We currently requiere every #![no_std] bin/staticlib/cdylib crate to designate a #[panic_handler] function and to set panic=abort or implement a lang_item. Wouldn't it make sense to lower this requirements to allow tragets not to specify #[panic_handler] if the entire code is free of any panic invocations. A common use case could be code, where panicing would be fatal e.g. writing an OS kernel or an Rust version of the Unix init program.
Not implementing a #[panic_handler] vs. implementing a dummy handler has the advantage of ensuring that the "this code does never panic" assumption is correct and avoids defining extra symboles in you code.
This is similar to how one only needs to specify a global allocator if one uses allocation.
You need to specify a global allocator if liballoc is included, even if it isn't used at all. Following this logic as libcore has panicking methods, that means that any crate using libcore (that is everyone that doesn't use an unstable feature to disable libcore) would need a panic handler. Instead it would have to consider which functions are actually codegened. The exact set of functions that is codegened inside an rlib is unstable. (the compiler is free to delay codegen until the crate that actually uses the function or to eagerly codegen generic functions) At the moment a lot of panicking functions are codegened for libcore like core::panicking::panic, which means that a panic handler would be necessary even when taking into account which functions are codegened. Due to the way rust-for-linux compiles rust code, it is also not possible to delay codegen until the final bin/cdylib/staticlib library as rust-for-linux never compiles a bin/cdylib/staticlib, but instead manually links the --emit obj object files for rlibs.

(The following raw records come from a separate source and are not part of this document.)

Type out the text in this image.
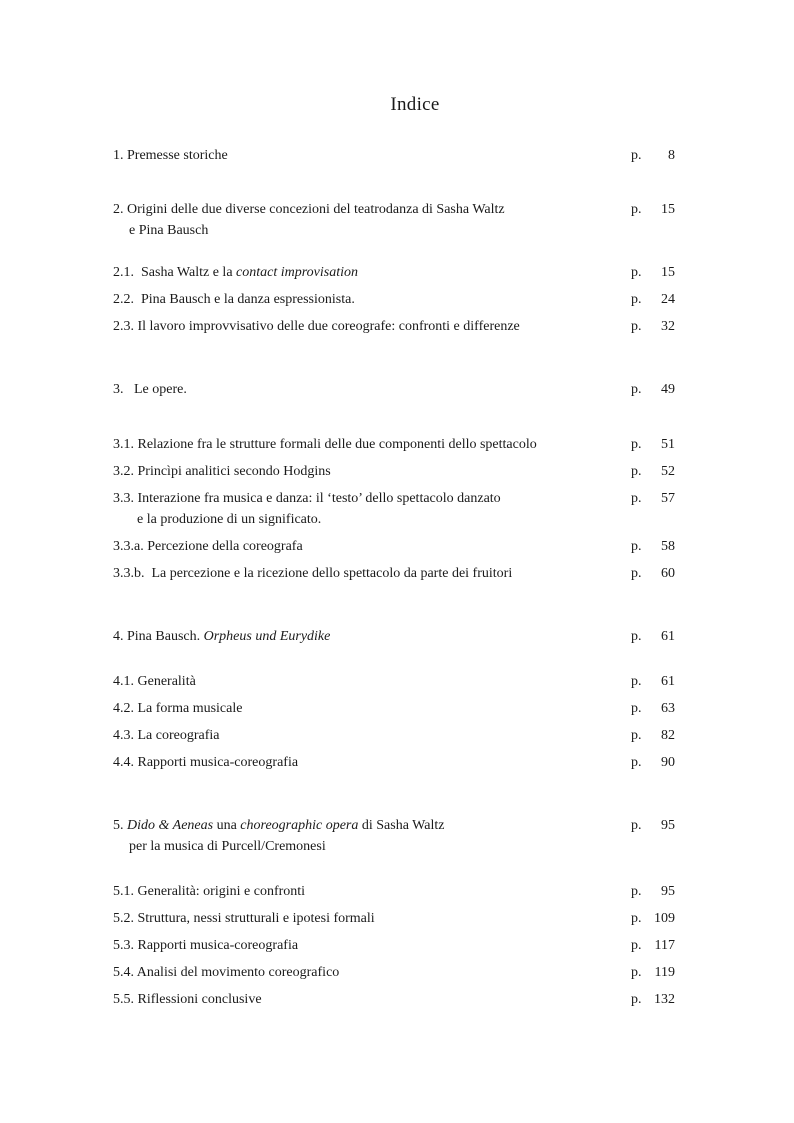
Indice
1. Premesse storiche	p.	8
2. Origini delle due diverse concezioni del teatrodanza di Sasha Waltz
e Pina Bausch
p.	15
2.1.  Sasha Waltz e la contact improvisation	p.	15
2.2.  Pina Bausch e la danza espressionista.	p.	24
2.3. Il lavoro improvvisativo delle due coreografe: confronti e differenze	p.	32
3.   Le opere.	p.	49
3.1. Relazione fra le strutture formali delle due componenti dello spettacolo	p.	51
3.2. Princìpi analitici secondo Hodgins	p.	52
3.3. Interazione fra musica e danza: il ‘testo’ dello spettacolo danzato
e la produzione di un significato.
p.	57
3.3.a. Percezione della coreografa	p.	58
3.3.b.  La percezione e la ricezione dello spettacolo da parte dei fruitori	p.	60
4. Pina Bausch. Orpheus und Eurydike	p.	61
4.1. Generalità	p.	61
4.2. La forma musicale	p.	63
4.3. La coreografia	p.	82
4.4. Rapporti musica-coreografia	p.	90
5. Dido & Aeneas una choreographic opera di Sasha Waltz
per la musica di Purcell/Cremonesi
p.	95
5.1. Generalità: origini e confronti	p.	95
5.2. Struttura, nessi strutturali e ipotesi formali	p. 109
5.3. Rapporti musica-coreografia	p. 117
5.4. Analisi del movimento coreografico	p. 119
5.5. Riflessioni conclusive	p. 132
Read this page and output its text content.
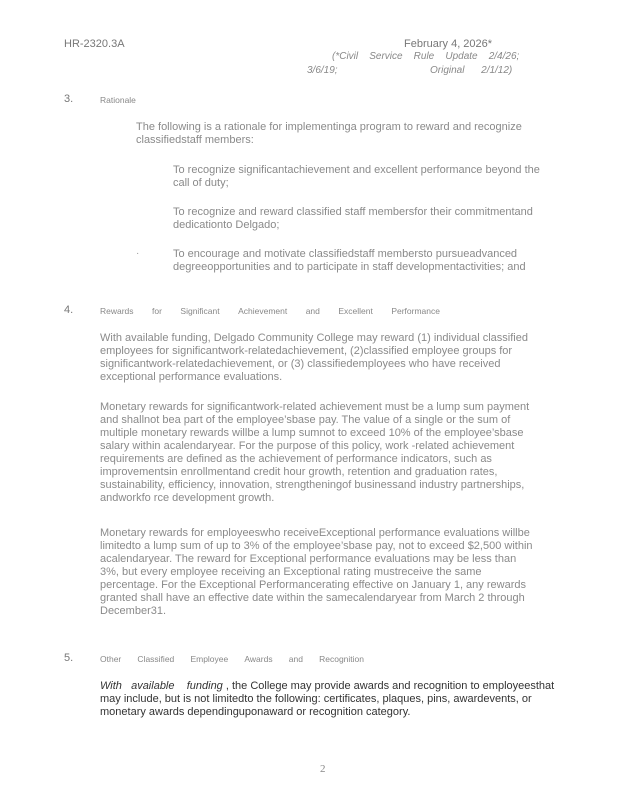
HR-2320.3A	February 4, 2026*
(*Civil    Service    Rule    Update    2/4/26;
3/6/19;	Original      2/1/12)
3.	Rationale
The following is a rationale for implementinga program to reward and recognize
classifiedstaff members:
To recognize significantachievement and excellent performance beyond the
call of duty;
To recognize and reward classified staff membersfor their commitmentand
dedicationto Delgado;
·	To encourage and motivate classifiedstaff membersto pursueadvanced
degreeopportunities and to participate in staff developmentactivities; and
4.	Rewards for Significant Achievement and Excellent Performance
With available funding, Delgado Community College may reward (1) individual classified
employees for significantwork-relatedachievement, (2)classified employee groups for
significantwork-relatedachievement, or (3) classifiedemployees who have received
exceptional performance evaluations.
Monetary rewards for significantwork-related achievement must be a lump sum payment
and shallnot bea part of the employee’sbase pay. The value of a single or the sum of
multiple monetary rewards willbe a lump sumnot to exceed 10% of the employee’sbase
salary within acalendaryear. For the purpose of this policy, work -related achievement
requirements are defined as the achievement of performance indicators, such as
improvementsin enrollmentand credit hour growth, retention and graduation rates,
sustainability, efficiency, innovation, strengtheningof businessand industry partnerships,
andworkfo rce development growth.
Monetary rewards for employeeswho receiveExceptional performance evaluations willbe
limitedto a lump sum of up to 3% of the employee’sbase pay, not to exceed $2,500 within
acalendaryear. The reward for Exceptional performance evaluations may be less than
3%, but every employee receiving an Exceptional rating mustreceive the same
percentage. For the Exceptional Performancerating effective on January 1, any rewards
granted shall have an effective date within the samecalendaryear from March 2 through
December31.
5.	Other Classified Employee Awards and Recognition
With   available    funding , the College may provide awards and recognition to employeesthat
may include, but is not limitedto the following: certificates, plaques, pins, awardevents, or
monetary awards dependinguponaward or recognition category.
2
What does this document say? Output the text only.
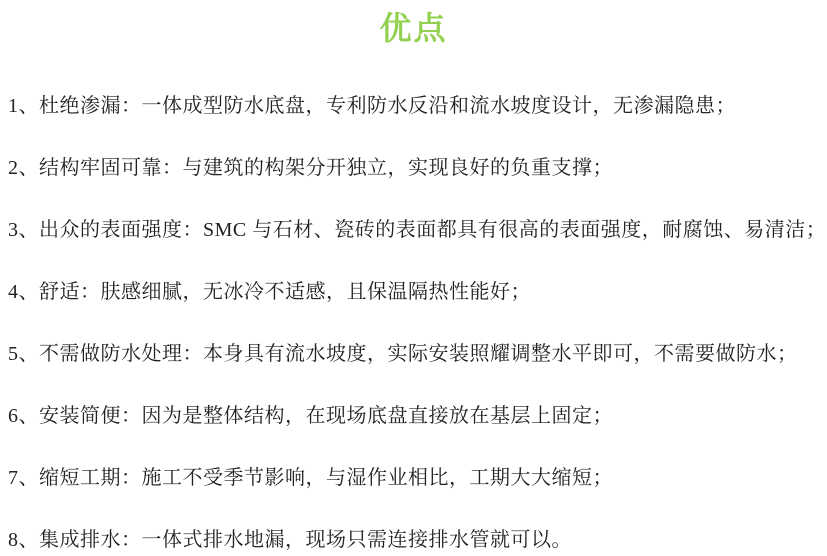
优点

1、杜绝渗漏：一体成型防水底盘，专利防水反沿和流水坡度设计，无渗漏隐患；

2、结构牢固可靠：与建筑的构架分开独立，实现良好的负重支撑；

3、出众的表面强度：SMC 与石材、瓷砖的表面都具有很高的表面强度，耐腐蚀、易清洁；

4、舒适：肤感细腻，无冰冷不适感，且保温隔热性能好；

5、不需做防水处理：本身具有流水坡度，实际安装照耀调整水平即可，不需要做防水；

6、安装简便：因为是整体结构，在现场底盘直接放在基层上固定；

7、缩短工期：施工不受季节影响，与湿作业相比，工期大大缩短；

8、集成排水：一体式排水地漏，现场只需连接排水管就可以。
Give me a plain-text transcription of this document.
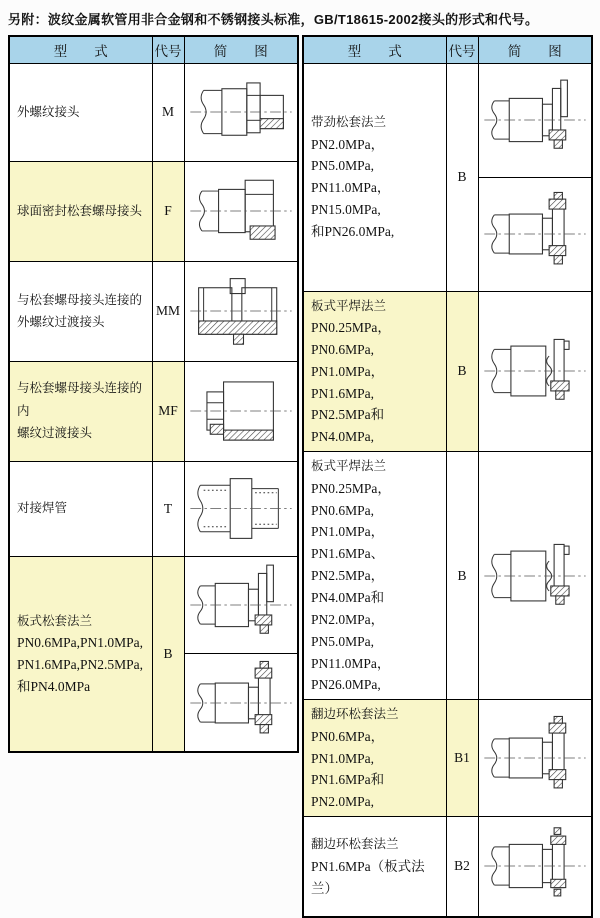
另附：波纹金属软管用非合金钢和不锈钢接头标准，GB/T18615-2002接头的形式和代号。
型　　式	代号	简　　图

外螺纹接头	M	

球面密封松套螺母接头	F	

与松套螺母接头连接的
外螺纹过渡接头	MM	

与松套螺母接头连接的内
螺纹过渡接头	MF	

对接焊管	T	

板式松套法兰
PN0.6MPa,PN1.0MPa,
PN1.6MPa,PN2.5MPa,
和PN4.0MPa	B	
型　　式	代号	简　　图

带劲松套法兰
PN2.0MPa，PN5.0MPa,
PN11.0MPa，PN15.0MPa,
和PN26.0MPa,	B	

板式平焊法兰
PN0.25MPa，PN0.6MPa,
PN1.0MPa，PN1.6MPa,
PN2.5MPa和PN4.0MPa,	B	

板式平焊法兰
PN0.25MPa，PN0.6MPa,
PN1.0MPa，PN1.6MPa、
PN2.5MPa，PN4.0MPa和
PN2.0MPa，PN5.0MPa,
PN11.0MPa，PN26.0MPa,
	B	

翻边环松套法兰
PN0.6MPa，PN1.0MPa,
PN1.6MPa和PN2.0MPa,	B1	

翻边环松套法兰
PN1.6MPa（板式法兰）	B2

It is also not like we can pretend that the panic handler is not necessary. Without --gc-sections (which is disabled by default for rust-for-linux I believe) you will get a linker error.
I think panics are pretty much equivalent to oopses in Linux. They are normally supposed to bring down a thread, but not necessarily the whole process. Rust-for-linux currently implements panics as kernel panics, which matches the default for -Cpanic=abort, but I think it would be safe to implement it as an oops even with -Cpanic=abort.
I see. It certainly doesn't make sense to make this crate dependend, if one looses core. In that case Rust would have to track whether a function can panic (doesn't the compiler allready do that?) and check if such a function is used in any extern "C" function. To satisfy the panic_handler refrences in dead code functions, one would probably have to generate some sort of dummy target then.
I don't how things are handled in Rust-for-Linux. I had of course Linus' comment on panics in my head, but I was more thinking more general there.
Probably the idea is not feasable or practical limitations make it not really useful in most settings, but this was just something I had on my mind.
Yup, I think currently rustc uses panicking core and generates panicking code for things like [], and only later they're purged via the LLVM optimizer, or maybe even the linker. So when processing source code rustc doesn't really know if panics are relevant.
But maybe there could be panic=abort-i-really-mean-it that generates literally abort() or illegal instruction for every panic instead of a call to a panic handler.
I've seen some people use a panic handler which links to an external function that doesn't exist. That way, you can "detect" if the code can panic or not by getting a link error if there is any code path which can lead to the panic handler being called.
Crude, and perhaps overly conservative (if the optimizer misses something and leaves in a panic path which doesn't occur in practice), but it does work without any special new compiler options or anything else like that.